Swanson is term-limited out of what has become the new 18th Assembly District, where Democrats including Rob Bonta, Joel Young, Abel Guillen and Kathy Neal are vying to replace him. Bonta got the most votes but Young trailed just behind, with nobody anywhere close to the 70 percent threshold.

Assemblywoman Mary Hayashi, D-Castro Valley, is term-limited out of the new 20th Assembly District, where Hayward City Councilman Bill Quirk got the pre-endorsement nod over fellow Democrats Jennifer Ong, an optometrist from Hayward, and New Haven Unified School District Sarabjit Cheema. (Union City Mark Green ditched his former Democratic affiliation and is running as an independent.)

The only vacant Bay Area House seat is the one created by the impending retirement of Rep. Lynn Woolsey, D-Petaluma. Assemblyman Jared Huffman, D-San Rafael, fired off a news release noting he got 69 votes – more than all the other candidates combined – highlighting “the strong grassroots support of my campaign from throughout this entire district.” But his closest competitor, progressive activist Norm Solomon of Inverness, got 41 votes – enough to block any endorsement in this race.

And in the newly drawn 15th Congressional District, Rep. Pete Stark, D-Fremont, was solidly endorsed over an upstart challenge by Dublin City Councilman Eric Swalwell. I hear that a staffer for state Sen. Ellen Corbett, D-San Leandro, cast her vote for Stark rather than for “no endorsement” – a sign that Corbett, who’d at first said she was raising funds to seek this seat in 2014 but later said she was re-assessing the option of jumping in now, perhaps has decided not to go for it this year. Corbett herself couldn’t cast a ballot, because she doesn’t live within the new district’s lines.

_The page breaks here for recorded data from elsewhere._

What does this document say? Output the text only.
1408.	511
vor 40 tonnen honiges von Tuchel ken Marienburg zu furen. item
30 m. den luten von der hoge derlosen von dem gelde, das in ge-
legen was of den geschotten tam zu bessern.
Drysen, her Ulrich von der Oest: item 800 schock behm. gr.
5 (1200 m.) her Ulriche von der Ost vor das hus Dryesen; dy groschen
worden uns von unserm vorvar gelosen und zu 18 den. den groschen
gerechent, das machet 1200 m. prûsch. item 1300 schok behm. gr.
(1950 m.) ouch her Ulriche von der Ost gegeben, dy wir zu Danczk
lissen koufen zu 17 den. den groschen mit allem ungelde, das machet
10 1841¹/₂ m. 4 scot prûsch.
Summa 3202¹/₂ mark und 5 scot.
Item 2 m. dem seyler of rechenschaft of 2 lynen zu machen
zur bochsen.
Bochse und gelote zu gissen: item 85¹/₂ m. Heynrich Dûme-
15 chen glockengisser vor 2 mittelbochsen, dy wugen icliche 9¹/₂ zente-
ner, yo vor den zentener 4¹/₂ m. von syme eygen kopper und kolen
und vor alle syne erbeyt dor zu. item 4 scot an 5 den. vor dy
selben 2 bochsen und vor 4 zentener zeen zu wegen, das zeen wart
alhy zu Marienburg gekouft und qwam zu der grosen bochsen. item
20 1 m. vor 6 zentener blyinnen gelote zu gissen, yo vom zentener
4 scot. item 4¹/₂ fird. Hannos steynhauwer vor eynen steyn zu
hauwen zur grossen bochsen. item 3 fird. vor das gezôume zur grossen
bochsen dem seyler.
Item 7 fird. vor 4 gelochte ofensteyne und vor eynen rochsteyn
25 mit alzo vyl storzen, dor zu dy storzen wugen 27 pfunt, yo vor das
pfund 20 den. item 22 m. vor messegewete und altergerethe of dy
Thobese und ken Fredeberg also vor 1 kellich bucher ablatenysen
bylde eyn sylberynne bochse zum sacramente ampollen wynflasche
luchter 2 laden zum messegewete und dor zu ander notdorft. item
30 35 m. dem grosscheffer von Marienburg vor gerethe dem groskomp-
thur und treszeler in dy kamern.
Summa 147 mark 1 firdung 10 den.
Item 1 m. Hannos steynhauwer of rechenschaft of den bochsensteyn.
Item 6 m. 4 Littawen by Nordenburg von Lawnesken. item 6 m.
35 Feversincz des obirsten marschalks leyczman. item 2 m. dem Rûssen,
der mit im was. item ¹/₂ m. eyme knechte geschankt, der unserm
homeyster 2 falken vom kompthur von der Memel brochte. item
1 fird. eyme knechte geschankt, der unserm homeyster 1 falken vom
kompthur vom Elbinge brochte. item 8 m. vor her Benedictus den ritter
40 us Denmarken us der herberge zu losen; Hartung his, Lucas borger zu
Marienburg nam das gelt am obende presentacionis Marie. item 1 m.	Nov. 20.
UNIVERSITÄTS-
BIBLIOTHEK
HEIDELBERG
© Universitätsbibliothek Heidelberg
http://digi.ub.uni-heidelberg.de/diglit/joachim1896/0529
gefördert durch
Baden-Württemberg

Union City mayor ditched Dems for Assembly bid

Longtime Democrat Mark Green is hoping to stand out from the crowd seeking the newly drawn 20th Assembly District seat by running as an independent.

Actually, his party affiliation died a while ago without so much as a whimper. Green, Union City’s mayor since 1993, ditched the Dems in November 2010 – five months after placing third in the nonpartisan Alameda County District 2 supervisor race later won by Nadia Lockyer – according to the county Registrar of Voters.

Mark GreenRunning as an independent “gives me an opportunity to help end the plague of polarizing party politics in Sacramento, and for the first time, this is an open primary election for Assembly, which means that voters are able to vote for ANY candidate, regardless of party affiliation,” Green, 58, wrote in a Dec. 30 fundraising letter.

After rattling off some of his achievements and service on various boards and authorities, Green wrote, “I will be a strong voice for non-partisan decision-making, which I believe is the way to bring about positive change to the toxic environment in our State government.”

The district, as recently redrawn by the Citizens Redistricting Commission, will include Hayward, San Lorenzo, Castro Valley, Fairview, Ashland, Union City, the upper half of Fremont, and Sunol. It’s northern half, formerly part of 18th District, is currently represented by Assemblywoman Mary Hayashi, D-Castro Valley, who’ll be term-limited out of office this year. The southern half, now part of the 20th District, is represented by Assemblyman Bob Wieckowski, D-Fremont; Wieckowski’s home falls in the newly drawn 25th District, which includes Fremont’s southern half as well as Milpitas, Santa Clara and part of San Jose.

You’ve gotta wonder whether Green felt the ballot was getting too crowded with all those “Ds” for him to stand out. Democrats Bill Quirk, 66, a Hayward councilman; Dr. Jennifer Ong, 42, a Hayward resident who practices optometry in Alameda; and Sarabjit Cheema, 52, a New Haven Unified School District board member, are all running. So is Republican Adnan Shahab, 33, of Fremont, whom Wieckowski defeated in 2010.